With the last two acquisitions (SuperDerivatives and IDC) ICE has completed the process of re-shaping its revenue structure, its market data service revenues have risen from about $100m in 2010 to an expected $700m this year, and now account for 40%of ICE’s top line, while its traditional, or better original, business has shrunk to less than 60%. This change will imply more stable cash flows, considering that IDC’s subscription-based model has brought 98% recurring revenues in each of the years from 2011 to 2014. Indeed, the type of service that IDC provides is a good add-on to ICE’s businesses in clearing and trading credit-default swaps.
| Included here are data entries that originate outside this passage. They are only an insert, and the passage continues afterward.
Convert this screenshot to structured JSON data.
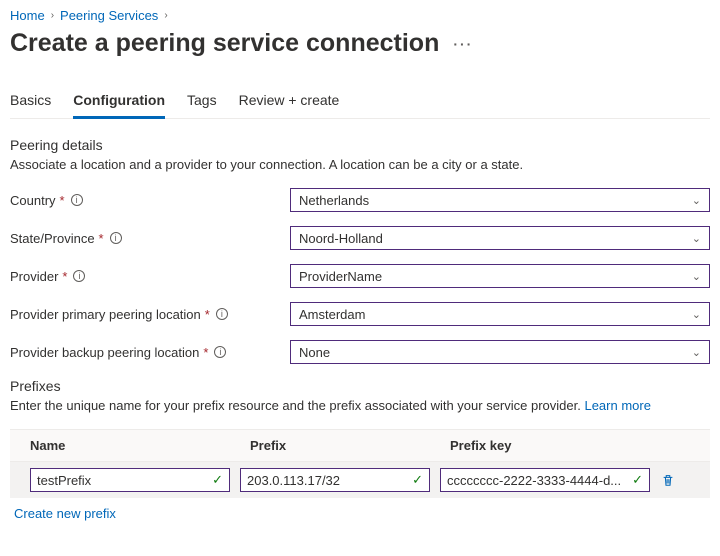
{
  "breadcrumb": {
    "home": "Home",
    "peering": "Peering Services"
  },
  "title": "Create a peering service connection",
  "tabs": {
    "basics": "Basics",
    "config": "Configuration",
    "tags": "Tags",
    "review": "Review + create"
  },
  "peering": {
    "section_title": "Peering details",
    "section_desc": "Associate a location and a provider to your connection. A location can be a city or a state.",
    "country_label": "Country",
    "country_value": "Netherlands",
    "state_label": "State/Province",
    "state_value": "Noord-Holland",
    "provider_label": "Provider",
    "provider_value": "ProviderName",
    "primary_label": "Provider primary peering location",
    "primary_value": "Amsterdam",
    "backup_label": "Provider backup peering location",
    "backup_value": "None"
  },
  "prefixes": {
    "section_title": "Prefixes",
    "section_desc": "Enter the unique name for your prefix resource and the prefix associated with your service provider. ",
    "learn_more": "Learn more",
    "col_name": "Name",
    "col_prefix": "Prefix",
    "col_key": "Prefix key",
    "row": {
      "name": "testPrefix",
      "prefix": "203.0.113.17/32",
      "key": "cccccccc-2222-3333-4444-d..."
    },
    "create_link": "Create new prefix"
  }
}
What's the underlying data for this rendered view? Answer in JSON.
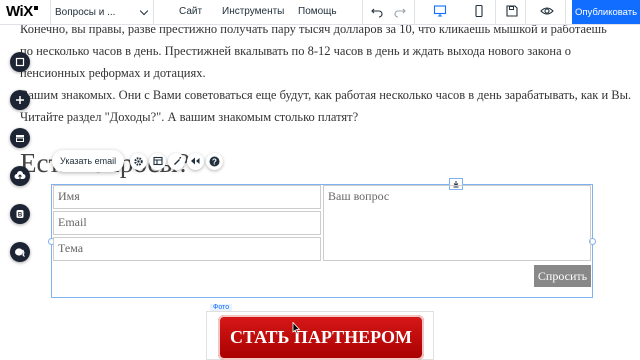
{
  "topbar": {
    "logo": "WiX",
    "page_name": "Вопросы и ...",
    "menu": [
      "Сайт",
      "Инструменты",
      "Помощь"
    ],
    "publish_label": "Опубликовать",
    "icons": [
      "undo-icon",
      "redo-icon",
      "desktop-icon",
      "mobile-icon",
      "save-icon",
      "preview-icon"
    ]
  },
  "content": {
    "lines": [
      "Конечно, вы правы, разве престижно получать пару тысяч долларов за 10, что кликаешь мышкой и работаешь",
      "по несколько часов в день. Престижней вкалывать по 8-12 часов в день и ждать выхода нового закона о",
      "пенсионных реформах и дотациях.",
      "Вашим знакомых. Они с Вами советоваться еще будут, как работая несколько часов в день зарабатывать, как  и Вы.",
      "Читайте раздел \"Доходы?\". А вашим знакомым столько платят?"
    ],
    "heading": "Есть вопросы?"
  },
  "rail": {
    "buttons": [
      "pages-icon",
      "add-icon",
      "background-icon",
      "upload-icon",
      "blog-icon",
      "chat-icon"
    ]
  },
  "toolbar": {
    "set_email": "Указать email",
    "icons": [
      "settings-icon",
      "layout-icon",
      "design-icon",
      "animation-icon",
      "help-icon"
    ]
  },
  "form": {
    "name_placeholder": "Имя",
    "email_placeholder": "Email",
    "subject_placeholder": "Тема",
    "question_placeholder": "Ваш вопрос",
    "submit_label": "Спросить"
  },
  "banner": {
    "tag": "Фото",
    "text": "СТАТЬ ПАРТНЕРОМ"
  },
  "colors": {
    "publish": "#116dff",
    "rail": "#1d2433",
    "banner": "#c80c0c",
    "selection": "#7fb2f0"
  }
}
Despite ICE’s successful history of acquisitions, some analysts expressed their doubts on ICE’s latest bet, pointing out the target’s margins as a potential red flag. As a matter of fact, IDC’s EBITDA margin stands at 35-40%, which is lower than the margins of the other data businesses (Thomson Reuters Corp and Bloomberg LP are its competitors) and way below ICE’s existing data business’ margin of above 75%. That may partly explain why ICE is paying an enterprise value of 13.5 times EBITDA (over the past 12 months) for Interactive Data while FactSet currently trades at about 20 times its comparable earnings.

Notwithstanding these numbers, the company expects the deal to be accretive from the first year after closing (2016) by increasing the company’s adjusted EPS by about 5% (excluding deal-related amortization). Moreover, it expects cost synergies of $150m to be fully achieved within three years (from 25% to be realized in the first year of closing up to 90% by the end of the third year). The synergies include corporate expenses ($40m) and operational efficiencies ($100m).

We believe the deal would benefit both companies, providing ICE with opportunities to leverage its global platform but also accelerating IDC’s growth which is surely not that impressive (with revenues rising in the 2-3% YoY range over the last several years).


The Market Data Service Industry – The New Jungle

Nowadays the financial data service sector has become extremely important within the economy (global spending reached $26.5bn last year) and its importance will grow in the future as we move towards an increasingly computer-based economy. Even though it seems that the industry has a positive perspective, few big giants already dominate the industry. This means that competition is pushing the companies in the industry to increase their size to combat a decreasing-fee trend, which might hamper their profits.

This has brought these companies in the M&A market with a growing appetite that has led to a number of large deals in the sector, such as: Markit’s $1.3bn flotation, Verisk Analytics’ £2.8bn purchase of Wood Mackenzie, the $700m sale of Dealogic late last year to private equity, the purchase of Russell Investments by London Stock Exchange for $2.7bn in 2014 (and also its previous acquisition of Borsa Italiana in 2007 for £1.7bn) and ICE’s acquisition of NYSE in 2013.

It looks like we have found another industry where M&A activity has rebounded significantly and has no intention of vanishing, although the average deal size is pretty small as compared to pharma, tech or oil & gas, the increasing importance that the data business will obtain in the future will have important effects on the valuation of companies that deal with this kind of information and make them available to the general public. Can this sector finally change the, almost boring, rank we usually see in the league tables?


Financial Advisors

Broadhaven Capital Partners, Wells Fargo and the law firms Sullivan & Cromwell and Potter Anderson & Corroon advised ICE.

IDC was advised by Goldman Sachs, Credit Suisse and Simpson Thacher & Bartlett.